Catherine Eddins, the community outreach coordinator with the UWF Archaeology Institute, discovered where the gate belongs, according to Stringfield.

“Now we have much better access to information,” Stringfield said.

Before UWF decided to return the gate to Milton, it had to be restored.

“So this gate had been sitting around quite some time,” Stringfield said. “It had gone through (Hurricane) Ivan and the big flood. It was rusted and not in such pristine condition. The Archaeology Institute asked Dr. John Bratten, the chairman of our department and also the head of the conservation lab, if there might be student volunteer … to do some conservation work on it.”

UWF student Mark Trosien worked on the gate under Chairman and Associate Professor of Anthropology John Bratten, of Pace.

“Mark Trosien is one of my students,” Bratten said. “I teach a class called conservation. We take care of all the artifacts from all the archaeological sites we work on. We have a conservation lab.
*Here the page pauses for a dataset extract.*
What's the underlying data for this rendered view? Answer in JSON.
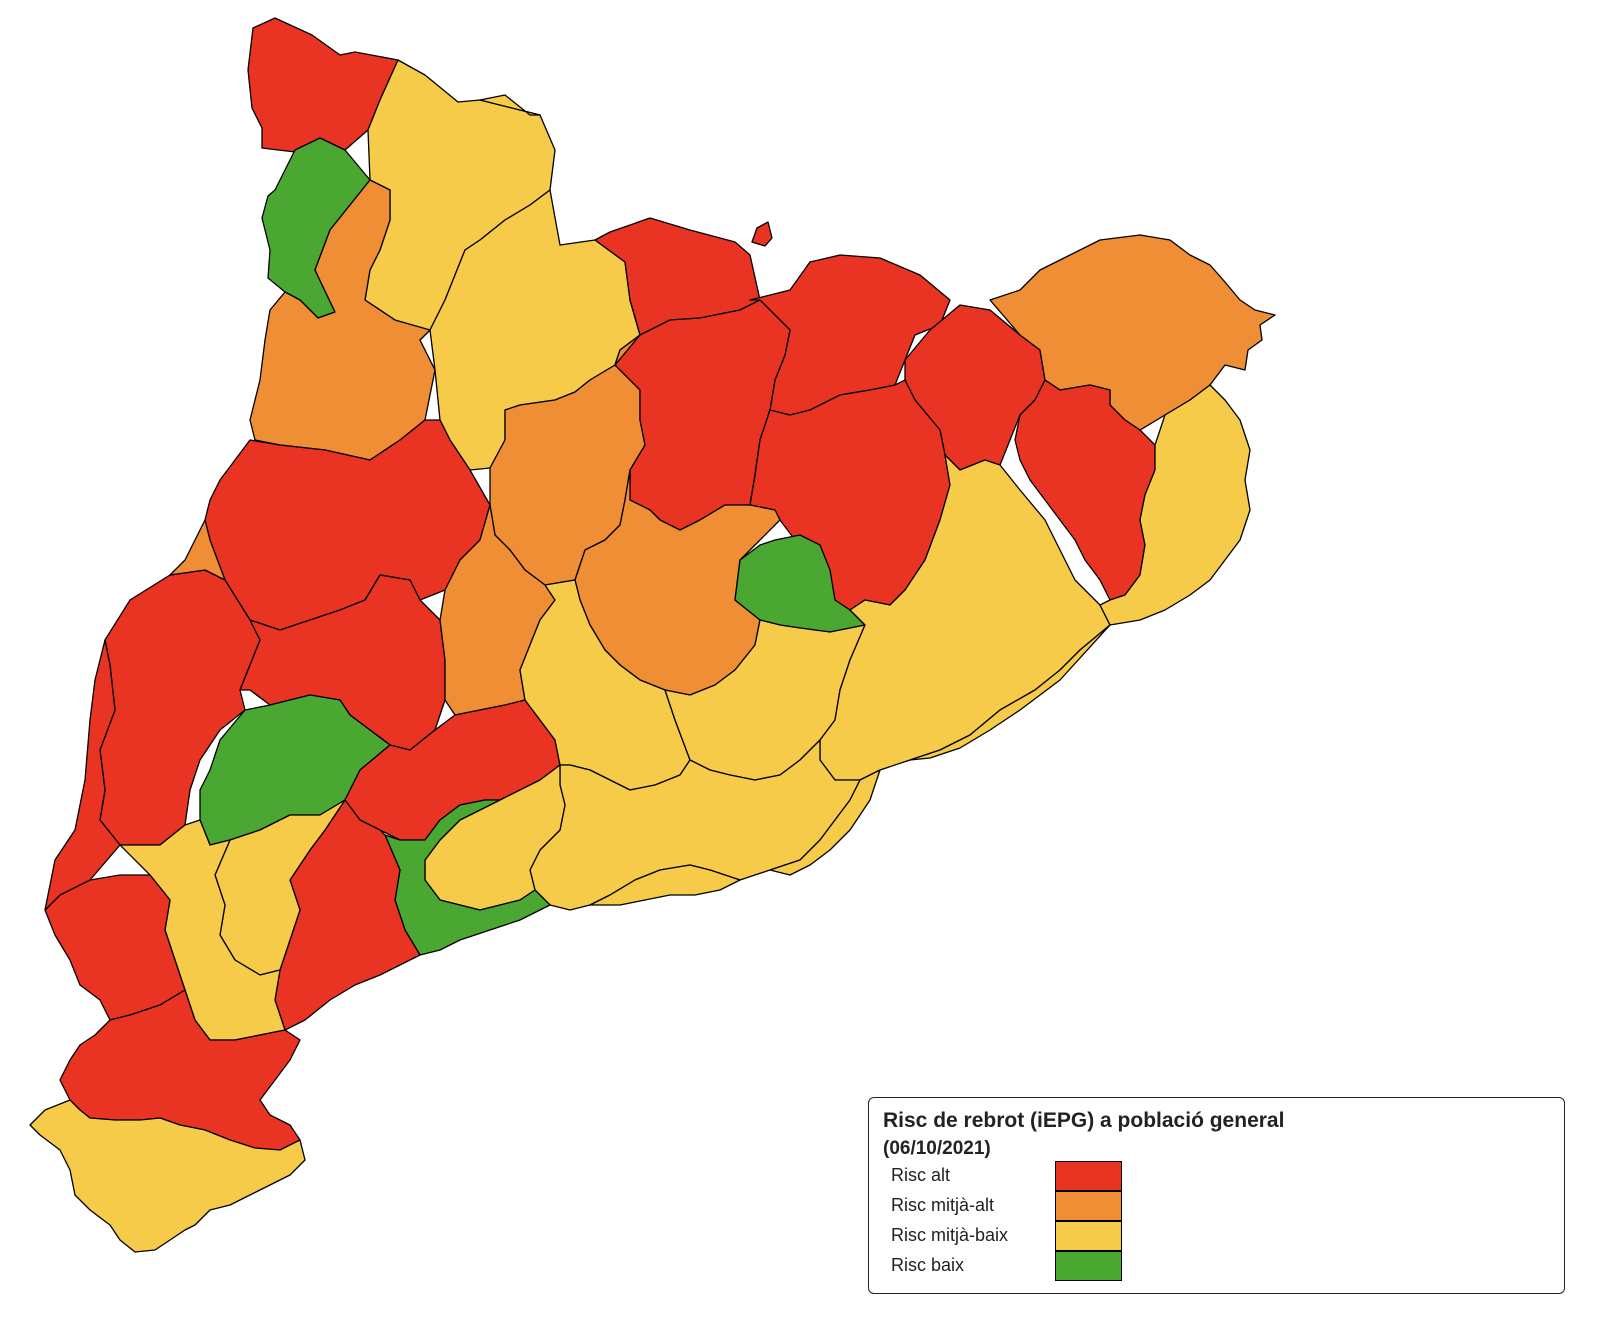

Mark took this on as his project.”

The restoration purpose was not to make the gate look new, Bratten said.

“It was covered in layers of paint and rusting off where vertical supports were going to break,” he said. “We did minimal restoration. We didn’t want it to look new, just be sturdy again. Mark did the work (with) my guidance. By taking layers off it made it much more crisp, more detailed.

The story is neat that it ended up in St. Michael’s but belongs in Milton. I’m happy to see this one get back home.”